She was a teenage virgin when she received a word from Heaven — she was to be God’s instrument in an incredible way. She asked how this could be, since she was merely an uneducated peasant girl. The messenger answered that God would deliver his people through her and she consented to her part in God’s plan. Despite her utter lack of military training, St. Joan of Arc (1412—1431 AD) would go on to lead French troops to swift victories against the English armies occupying her homeland, paving the way for her people’s liberation.
Every year, St. Joan’s of Arc’s feast (May 30th) comes the day before the Feast of the Visitation, which celebrates the meeting of the Blessed Virgin Mary and St. Elizabeth when they were pregnant with St. John the Baptist and Jesus the Christ.
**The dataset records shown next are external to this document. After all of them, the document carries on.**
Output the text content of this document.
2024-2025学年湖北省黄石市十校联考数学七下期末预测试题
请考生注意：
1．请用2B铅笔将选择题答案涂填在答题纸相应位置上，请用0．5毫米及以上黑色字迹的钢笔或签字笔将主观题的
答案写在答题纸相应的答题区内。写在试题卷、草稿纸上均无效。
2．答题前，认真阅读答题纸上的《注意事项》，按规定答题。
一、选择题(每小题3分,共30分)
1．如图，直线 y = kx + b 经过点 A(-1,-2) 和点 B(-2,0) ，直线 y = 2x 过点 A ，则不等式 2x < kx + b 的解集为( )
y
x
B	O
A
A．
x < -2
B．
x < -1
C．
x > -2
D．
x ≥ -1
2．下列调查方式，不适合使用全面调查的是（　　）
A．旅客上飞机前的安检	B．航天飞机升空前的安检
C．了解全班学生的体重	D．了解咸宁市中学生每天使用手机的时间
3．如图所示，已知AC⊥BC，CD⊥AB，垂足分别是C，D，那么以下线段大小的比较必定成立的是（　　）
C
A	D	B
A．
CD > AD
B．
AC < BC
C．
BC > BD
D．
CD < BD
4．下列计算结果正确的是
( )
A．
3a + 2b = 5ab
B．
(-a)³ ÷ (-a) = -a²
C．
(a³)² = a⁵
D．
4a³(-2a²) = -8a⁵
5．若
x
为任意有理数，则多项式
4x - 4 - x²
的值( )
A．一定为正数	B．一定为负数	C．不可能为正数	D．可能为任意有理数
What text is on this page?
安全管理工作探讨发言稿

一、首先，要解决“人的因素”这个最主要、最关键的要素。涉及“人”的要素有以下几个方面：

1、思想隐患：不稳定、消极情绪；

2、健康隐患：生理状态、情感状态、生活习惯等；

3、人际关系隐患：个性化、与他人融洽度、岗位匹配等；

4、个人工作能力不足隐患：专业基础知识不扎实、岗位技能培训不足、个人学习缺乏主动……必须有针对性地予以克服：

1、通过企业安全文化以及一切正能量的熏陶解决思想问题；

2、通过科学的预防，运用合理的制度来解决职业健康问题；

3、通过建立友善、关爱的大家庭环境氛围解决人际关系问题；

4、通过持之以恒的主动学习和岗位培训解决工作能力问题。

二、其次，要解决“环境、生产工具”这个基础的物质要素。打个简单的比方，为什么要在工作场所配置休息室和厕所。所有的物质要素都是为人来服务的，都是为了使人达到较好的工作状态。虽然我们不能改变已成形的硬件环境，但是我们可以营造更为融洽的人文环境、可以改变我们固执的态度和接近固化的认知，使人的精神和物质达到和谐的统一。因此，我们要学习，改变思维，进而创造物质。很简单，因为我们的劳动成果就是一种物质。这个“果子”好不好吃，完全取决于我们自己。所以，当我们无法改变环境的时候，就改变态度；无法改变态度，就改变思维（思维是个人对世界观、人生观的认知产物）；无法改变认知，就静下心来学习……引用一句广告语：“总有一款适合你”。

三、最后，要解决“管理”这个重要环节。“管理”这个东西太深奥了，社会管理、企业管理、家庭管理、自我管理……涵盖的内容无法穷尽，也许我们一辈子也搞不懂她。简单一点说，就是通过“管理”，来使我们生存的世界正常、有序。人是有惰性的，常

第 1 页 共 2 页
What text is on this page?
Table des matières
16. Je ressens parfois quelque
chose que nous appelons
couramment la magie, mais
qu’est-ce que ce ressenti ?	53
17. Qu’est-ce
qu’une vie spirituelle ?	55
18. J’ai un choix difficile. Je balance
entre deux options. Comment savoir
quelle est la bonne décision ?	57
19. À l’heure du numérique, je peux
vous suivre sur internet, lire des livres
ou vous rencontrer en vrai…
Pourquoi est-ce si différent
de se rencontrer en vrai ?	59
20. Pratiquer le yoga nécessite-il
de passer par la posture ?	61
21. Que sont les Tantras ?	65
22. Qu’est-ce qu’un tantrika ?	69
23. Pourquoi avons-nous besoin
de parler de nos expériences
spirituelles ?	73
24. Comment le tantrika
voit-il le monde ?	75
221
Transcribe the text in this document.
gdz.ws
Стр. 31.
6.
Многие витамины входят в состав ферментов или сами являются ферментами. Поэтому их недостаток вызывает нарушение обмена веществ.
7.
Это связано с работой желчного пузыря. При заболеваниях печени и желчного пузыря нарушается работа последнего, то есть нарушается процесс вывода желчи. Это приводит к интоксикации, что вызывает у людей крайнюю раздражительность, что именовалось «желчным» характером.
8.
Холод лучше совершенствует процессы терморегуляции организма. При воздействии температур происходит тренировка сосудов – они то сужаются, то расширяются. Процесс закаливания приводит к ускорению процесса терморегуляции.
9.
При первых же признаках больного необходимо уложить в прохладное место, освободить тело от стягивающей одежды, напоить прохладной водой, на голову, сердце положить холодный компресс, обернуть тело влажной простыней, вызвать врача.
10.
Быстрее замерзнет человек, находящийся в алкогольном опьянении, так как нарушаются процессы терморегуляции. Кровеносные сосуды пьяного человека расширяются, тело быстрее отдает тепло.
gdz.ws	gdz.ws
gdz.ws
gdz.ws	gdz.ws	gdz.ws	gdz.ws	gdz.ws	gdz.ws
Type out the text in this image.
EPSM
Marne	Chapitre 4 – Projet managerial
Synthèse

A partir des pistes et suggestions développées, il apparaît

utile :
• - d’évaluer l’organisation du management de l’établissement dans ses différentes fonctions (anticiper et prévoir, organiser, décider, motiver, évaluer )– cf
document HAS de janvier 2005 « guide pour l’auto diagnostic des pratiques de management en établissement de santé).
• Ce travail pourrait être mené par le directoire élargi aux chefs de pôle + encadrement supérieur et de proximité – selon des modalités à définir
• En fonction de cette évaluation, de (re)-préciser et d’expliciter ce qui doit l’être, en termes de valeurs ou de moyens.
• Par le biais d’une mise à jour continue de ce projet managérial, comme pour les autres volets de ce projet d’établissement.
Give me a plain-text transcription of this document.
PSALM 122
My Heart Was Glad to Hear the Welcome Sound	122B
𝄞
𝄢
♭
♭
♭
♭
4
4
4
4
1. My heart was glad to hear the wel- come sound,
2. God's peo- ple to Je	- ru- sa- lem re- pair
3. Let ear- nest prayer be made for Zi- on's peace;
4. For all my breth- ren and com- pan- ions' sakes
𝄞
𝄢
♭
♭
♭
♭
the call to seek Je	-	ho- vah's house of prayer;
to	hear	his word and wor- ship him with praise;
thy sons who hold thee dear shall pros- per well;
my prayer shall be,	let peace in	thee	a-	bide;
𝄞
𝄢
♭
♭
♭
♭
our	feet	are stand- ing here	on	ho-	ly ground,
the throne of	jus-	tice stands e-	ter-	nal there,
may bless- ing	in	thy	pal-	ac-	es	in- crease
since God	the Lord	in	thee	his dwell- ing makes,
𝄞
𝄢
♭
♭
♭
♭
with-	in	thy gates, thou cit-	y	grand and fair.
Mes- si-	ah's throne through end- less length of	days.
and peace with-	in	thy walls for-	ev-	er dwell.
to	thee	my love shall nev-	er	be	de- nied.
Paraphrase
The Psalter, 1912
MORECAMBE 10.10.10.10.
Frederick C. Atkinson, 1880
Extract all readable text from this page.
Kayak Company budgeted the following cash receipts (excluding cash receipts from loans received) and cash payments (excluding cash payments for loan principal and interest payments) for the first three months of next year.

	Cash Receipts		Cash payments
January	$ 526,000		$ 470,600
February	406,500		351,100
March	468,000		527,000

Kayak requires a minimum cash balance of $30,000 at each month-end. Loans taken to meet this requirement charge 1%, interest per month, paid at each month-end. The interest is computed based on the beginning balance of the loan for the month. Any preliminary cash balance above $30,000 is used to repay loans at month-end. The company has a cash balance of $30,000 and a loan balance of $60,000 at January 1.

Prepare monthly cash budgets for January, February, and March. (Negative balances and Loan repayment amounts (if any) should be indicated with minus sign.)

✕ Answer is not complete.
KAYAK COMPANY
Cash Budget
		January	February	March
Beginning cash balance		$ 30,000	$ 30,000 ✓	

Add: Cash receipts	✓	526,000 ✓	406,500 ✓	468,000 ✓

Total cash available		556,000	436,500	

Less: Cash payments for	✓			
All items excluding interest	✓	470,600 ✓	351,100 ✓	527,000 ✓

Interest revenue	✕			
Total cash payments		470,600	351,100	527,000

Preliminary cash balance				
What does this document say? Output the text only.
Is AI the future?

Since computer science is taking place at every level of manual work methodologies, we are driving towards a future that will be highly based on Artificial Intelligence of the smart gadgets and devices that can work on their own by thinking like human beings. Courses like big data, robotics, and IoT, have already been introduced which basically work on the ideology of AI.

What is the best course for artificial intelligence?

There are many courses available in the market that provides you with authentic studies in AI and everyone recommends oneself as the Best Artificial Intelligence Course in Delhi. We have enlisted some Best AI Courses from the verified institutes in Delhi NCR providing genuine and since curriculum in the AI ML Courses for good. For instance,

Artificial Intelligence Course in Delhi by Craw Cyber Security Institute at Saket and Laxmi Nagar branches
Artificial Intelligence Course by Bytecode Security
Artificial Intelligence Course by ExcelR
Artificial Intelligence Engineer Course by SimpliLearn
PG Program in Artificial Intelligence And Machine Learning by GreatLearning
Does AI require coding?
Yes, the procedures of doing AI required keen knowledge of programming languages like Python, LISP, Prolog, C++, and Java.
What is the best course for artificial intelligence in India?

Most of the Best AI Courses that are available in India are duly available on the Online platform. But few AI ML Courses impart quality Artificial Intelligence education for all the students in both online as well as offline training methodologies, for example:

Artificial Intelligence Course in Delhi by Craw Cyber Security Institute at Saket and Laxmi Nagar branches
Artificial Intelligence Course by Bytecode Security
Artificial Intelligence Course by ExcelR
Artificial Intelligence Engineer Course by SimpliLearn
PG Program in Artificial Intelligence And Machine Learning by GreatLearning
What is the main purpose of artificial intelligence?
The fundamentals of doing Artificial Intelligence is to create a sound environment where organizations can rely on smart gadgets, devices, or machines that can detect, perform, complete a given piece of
I think it is fitting and providential that these two celebrations are paired together on the liturgical calendar. These three, wondrous women display God’s preferred means of intervening and triumphing throughout human history: by manifesting his mighty power through the weak and the lowly.
Of course, God can work through the high-ranking and the powerful to accomplish his purposes as well. For example, in 312 AD the pagan emperor Constantine, on the eve of a great battle in a civil war for control of the Western Roman Empire, reportedly had a vision of the Chi-Rho (☧), a Greek symbol for “Christ.” He then heard these words: “In this sign you will conquer.” Constantine had this symbol painted on his soldiers’ shields and prevailed in that decisive Battle of the Milvian Bridge. Constantine became the first Christian emperor and promptly legalized the previously persecuted Christian religion throughout the empire in 313 AD.
And yet, the Virgin Mother Mary rejoices that God prefers to show the strength of his arm by lifting up the lowly and casting down the mighty from their thrones. St. Paul once redirected the attention of self-inflated Christians in Corinth, Greece to this truth:
Consider your own calling, brothers. Not many of you were wise by human standards, not many were powerful, not many were of noble birth. Rather, God chose the foolish of the world to shame the wise, and God chose the weak of the world to shame the strong, and God chose the lowly and despised of the world, those who count for nothing, to reduce to nothing those who are something, so that no human being might boast before God. … “Whoever boasts, should boast in the Lord.”
In the Old Testament, God chose sheepherders, like Moses the Prophet and later King David, to lead and deliver his oppressed people. He chose working-class fishermen as some of the Church’s first bishops. At the Visitation, the four most important people in the entire world met together in one place: two women and their unborn babies. And through one condemned man, whose three-year rabbinical career seemed to end in failure and death, God redeemed the world. Such is the divine approach, lest we look to merely our own human plans and efforts as the source for our salvation.